Sadly, not everyone was on the same wavelength.
Because some of my brothers did not share the vision, they decided to exclude themselves from the new set-up – but that’s a story for another day.
Today, I’d like to address a few things. Firstly I’d like to take this moment to wish my brother and friend, Kid X, all the best on his journey as an artist and his new 88 King vision. I am super proud of him.
I have similar sentiments about Moozlie. I will love and support you guys always!
The success of Caracara put me in a position to bring some of the Cashtime Life guys to my shows and share a portion of my booking fees with them. This was done in the name of getting their brands out there and building my team.
In the spirit of empowering others, I took many of my own beats, concepts and hooks then gave them to some of the guys. Those songs quickly turned them into household names.

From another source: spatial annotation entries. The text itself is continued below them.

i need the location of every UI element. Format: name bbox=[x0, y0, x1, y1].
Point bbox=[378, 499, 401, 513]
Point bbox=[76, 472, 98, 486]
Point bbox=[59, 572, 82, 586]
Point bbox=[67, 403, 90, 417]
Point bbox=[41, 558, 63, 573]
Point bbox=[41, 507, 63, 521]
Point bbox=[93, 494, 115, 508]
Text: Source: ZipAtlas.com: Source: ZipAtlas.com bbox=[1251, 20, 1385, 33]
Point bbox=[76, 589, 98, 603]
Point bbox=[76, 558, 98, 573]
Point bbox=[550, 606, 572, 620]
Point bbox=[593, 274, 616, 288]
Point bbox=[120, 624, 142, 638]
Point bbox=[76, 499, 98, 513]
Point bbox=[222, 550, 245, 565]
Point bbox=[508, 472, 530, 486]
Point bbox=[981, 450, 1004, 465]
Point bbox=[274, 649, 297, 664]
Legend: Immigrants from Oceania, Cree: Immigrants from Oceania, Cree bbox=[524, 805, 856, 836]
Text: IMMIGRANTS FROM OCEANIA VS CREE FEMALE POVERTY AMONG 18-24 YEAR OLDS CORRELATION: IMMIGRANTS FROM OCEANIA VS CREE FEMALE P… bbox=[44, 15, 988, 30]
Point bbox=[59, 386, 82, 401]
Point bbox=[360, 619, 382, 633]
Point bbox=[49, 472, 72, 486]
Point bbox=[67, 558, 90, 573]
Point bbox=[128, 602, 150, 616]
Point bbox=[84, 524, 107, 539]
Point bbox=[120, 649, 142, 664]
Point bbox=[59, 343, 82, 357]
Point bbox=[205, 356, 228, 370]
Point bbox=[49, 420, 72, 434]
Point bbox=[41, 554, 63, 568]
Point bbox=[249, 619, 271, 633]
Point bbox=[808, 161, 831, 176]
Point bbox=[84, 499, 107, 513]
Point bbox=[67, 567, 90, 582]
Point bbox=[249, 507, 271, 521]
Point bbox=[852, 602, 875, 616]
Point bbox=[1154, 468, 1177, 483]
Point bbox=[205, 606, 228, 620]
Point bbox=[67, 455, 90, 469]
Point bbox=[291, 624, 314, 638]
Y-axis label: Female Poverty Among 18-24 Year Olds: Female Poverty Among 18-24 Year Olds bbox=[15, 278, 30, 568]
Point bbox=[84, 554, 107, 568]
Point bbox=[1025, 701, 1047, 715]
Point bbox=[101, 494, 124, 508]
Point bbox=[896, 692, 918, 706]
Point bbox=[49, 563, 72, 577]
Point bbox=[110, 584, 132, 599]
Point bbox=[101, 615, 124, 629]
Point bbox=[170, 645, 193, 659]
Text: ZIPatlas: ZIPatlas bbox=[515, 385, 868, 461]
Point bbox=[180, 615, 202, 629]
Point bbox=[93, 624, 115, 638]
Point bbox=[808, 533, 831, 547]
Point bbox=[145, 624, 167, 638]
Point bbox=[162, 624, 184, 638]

I was happy to see everyone flourish and generate their own income!
My album, Skhanda Republic, was released in 2014 and was essentially the sole marketing tool at our disposal at the time. Kid X, Maggz and Ma-E were set to be the next ones to go off and shut down 2015 but none of their albums were ready by July of that year.

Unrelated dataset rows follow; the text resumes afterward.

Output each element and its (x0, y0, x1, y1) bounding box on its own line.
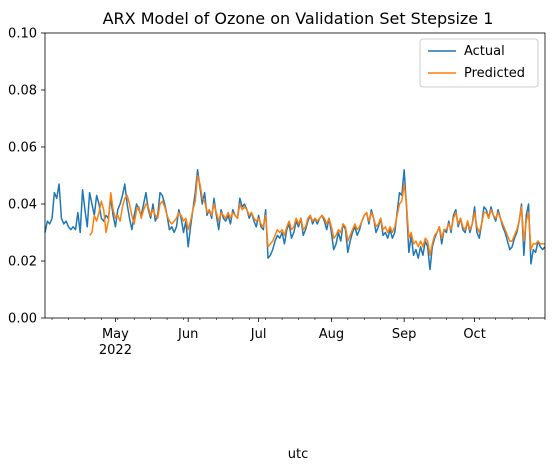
x-tick-label: May (102, 327, 129, 342)
y-tick-label: 0.08 (8, 84, 37, 99)
x-tick-label: Aug (319, 327, 344, 342)
x-tick-sublabel: 2022 (99, 343, 132, 358)
legend-label-actual: Actual (464, 44, 505, 59)
series-layer (44, 169, 546, 271)
legend: Actual Predicted (419, 38, 539, 88)
y-tick-label: 0.10 (8, 27, 37, 42)
y-tick-label: 0.02 (8, 255, 37, 270)
series-line-predicted (89, 174, 545, 257)
x-tick-label: Oct (463, 327, 485, 342)
y-tick-label: 0.06 (8, 141, 37, 156)
x-axis-label: utc (288, 447, 308, 462)
x-tick-label: Sep (392, 327, 417, 342)
x-tick-label: Jul (250, 327, 267, 342)
y-tick-label: 0.00 (8, 312, 37, 327)
legend-label-predicted: Predicted (464, 66, 525, 81)
y-tick-label: 0.04 (8, 198, 37, 213)
y-axis: 0.00 0.02 0.04 0.06 0.08 0.10 (8, 27, 45, 327)
x-tick-label: Jun (177, 327, 198, 342)
chart-title: ARX Model of Ozone on Validation Set Ste… (103, 9, 494, 28)
plot-frame (44, 32, 546, 319)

After recording DJ Vigi’s Pasop, the office decided to create an album called the Cashtime Life All Stars. But recording it took so long, I was afraid we’d miss the festive season deadline so we canned the project.
I understood how this demotivated the artists and fully expressed my apologies to them. My responsibility and personal mission became: to push them to finish their solo singles – which was always the first priority – and their albums. So Kid X released his mixtape last year and Ma-E dropped his album early this year.
Unfortunately, both offerings didn’t spawn big singles and the misperception became that they weren’t supported enough. Cashtime Life supported both the mixtape and the album financially, shot videos and put together Ma-E’s album launch tour.
Being a coach and a player at the same time is extra tough! I consciously opted to wait until Ma-E’s album dropped in order to support him. But as life would have it, in 2016, my album was now outdated. It was time for new music.
When my single, Papa Action, came out, some accused me of trying to kill Ma-E’s album run. That’s sad because everyone at Cashtime Life is his own man and brand. A single and a full-length project are two different products. But I had to man-up and make peace with that accusation.
When Moozlie left this year, we – like their fans – were still waiting for Maggz and Kid X to present their albums. They still were not ready. I’ll be the first to admit my leadership in Cashtime Life is not perfect – especially owing to my schedule for the past year-and-a-half – but these are my friends. So it hurts that none of them stand up for me and tell the truth that the delay of their albums dropping has nothing to do with me and everything to do with their own pace.
Cashtime Life is a small, self-funded black enterprise and we take pride in the work we do. We wish nothing but success for our whole team – past and present. Usually, I let the music do the talking so this will be the only time I address these matters in the public domain. Thank you to all those who have held Cashtime Life down through it all.